Bobby Hundreds: I'm personally interested in trying to get all-over print back in the mix albeit in a different format. We're working on bringing back patterns and repeating graphics. Camo is always the precursor to that shift, and by this time next year, camo is going to be everywhere. Last time allover print hit it was preceded by camo, and what Bape was doing with camo, and what Maharishi was doing. It's right around the corner. I think people are tired of what's out now. Like chambray button ups with boots is just not practical.
Augie Galan: I think that tees are a part of most young people's wardrobes and probably even slightly older people’s now. T-shirts are always going to be an important part of how people express themselves. You're basically showing somebody what you want to tell them without actually telling them, and that’s what a t-shirt is.

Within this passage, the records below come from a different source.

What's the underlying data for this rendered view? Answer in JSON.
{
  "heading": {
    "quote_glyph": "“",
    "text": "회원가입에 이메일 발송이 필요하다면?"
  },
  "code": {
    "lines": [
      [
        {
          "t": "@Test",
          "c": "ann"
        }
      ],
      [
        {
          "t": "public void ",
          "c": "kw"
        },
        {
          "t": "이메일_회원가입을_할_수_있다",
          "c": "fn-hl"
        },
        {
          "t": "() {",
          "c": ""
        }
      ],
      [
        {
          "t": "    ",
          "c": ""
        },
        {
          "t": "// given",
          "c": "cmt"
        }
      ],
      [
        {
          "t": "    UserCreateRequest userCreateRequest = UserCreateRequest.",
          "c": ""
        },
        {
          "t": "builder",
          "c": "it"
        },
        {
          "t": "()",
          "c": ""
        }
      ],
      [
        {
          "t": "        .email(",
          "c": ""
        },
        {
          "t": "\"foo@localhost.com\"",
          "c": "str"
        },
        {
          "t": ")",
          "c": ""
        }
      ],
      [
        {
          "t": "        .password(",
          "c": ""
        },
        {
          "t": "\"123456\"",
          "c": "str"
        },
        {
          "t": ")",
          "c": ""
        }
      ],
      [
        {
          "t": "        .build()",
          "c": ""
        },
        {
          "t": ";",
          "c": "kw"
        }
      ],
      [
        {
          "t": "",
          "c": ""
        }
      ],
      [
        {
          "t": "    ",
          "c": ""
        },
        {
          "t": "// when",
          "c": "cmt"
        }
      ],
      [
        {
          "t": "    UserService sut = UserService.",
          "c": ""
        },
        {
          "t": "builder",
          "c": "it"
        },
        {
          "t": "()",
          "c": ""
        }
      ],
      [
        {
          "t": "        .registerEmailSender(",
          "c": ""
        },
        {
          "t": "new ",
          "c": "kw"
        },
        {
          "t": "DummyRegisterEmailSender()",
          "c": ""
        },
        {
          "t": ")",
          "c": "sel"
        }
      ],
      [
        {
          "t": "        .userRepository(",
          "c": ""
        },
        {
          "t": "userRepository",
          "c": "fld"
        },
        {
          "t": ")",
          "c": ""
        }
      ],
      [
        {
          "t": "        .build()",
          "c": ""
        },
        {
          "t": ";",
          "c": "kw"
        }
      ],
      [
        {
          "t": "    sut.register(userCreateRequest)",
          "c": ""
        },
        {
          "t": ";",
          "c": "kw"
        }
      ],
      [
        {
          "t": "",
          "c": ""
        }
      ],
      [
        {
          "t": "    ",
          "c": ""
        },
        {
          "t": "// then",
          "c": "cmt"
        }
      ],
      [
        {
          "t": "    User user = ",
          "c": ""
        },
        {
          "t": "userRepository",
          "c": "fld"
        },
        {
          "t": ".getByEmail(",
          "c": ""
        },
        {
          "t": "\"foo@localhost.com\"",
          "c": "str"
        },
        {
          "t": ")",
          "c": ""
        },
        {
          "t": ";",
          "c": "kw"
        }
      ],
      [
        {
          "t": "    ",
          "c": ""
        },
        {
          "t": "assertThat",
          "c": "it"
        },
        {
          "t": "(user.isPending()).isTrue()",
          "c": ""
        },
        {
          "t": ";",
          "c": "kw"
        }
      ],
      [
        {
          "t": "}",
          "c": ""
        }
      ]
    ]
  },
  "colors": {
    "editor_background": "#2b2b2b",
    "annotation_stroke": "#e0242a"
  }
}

Bobby Hundreds: At the core, the graphic T-shirt is the cornerstone of streetwear. You can't ever change that. Sneakers play a huge part and headwear is obviously in there. But it's really all about T-shirts. Every single one of these streetwear brands out there, the prominent ones, more than half of their sales and the units that they're moving come from T-shirts. At the end of the day in streetwear, T-shirts are king.
Jeff Staple: As a creator I still have a lot of fun making T-shirts. Designing shirts taps a different part of you brain than cut and sew. It’s kind of naive to say, but it takes you back to ’95 and the reason why I got into it in the first place. Even though I don’t personally wear them all the time, I never even considered not printing t-shirts.
Adam Weissman: There’s always going to be a need for a graphic tee and I think done right, anyone can wear one.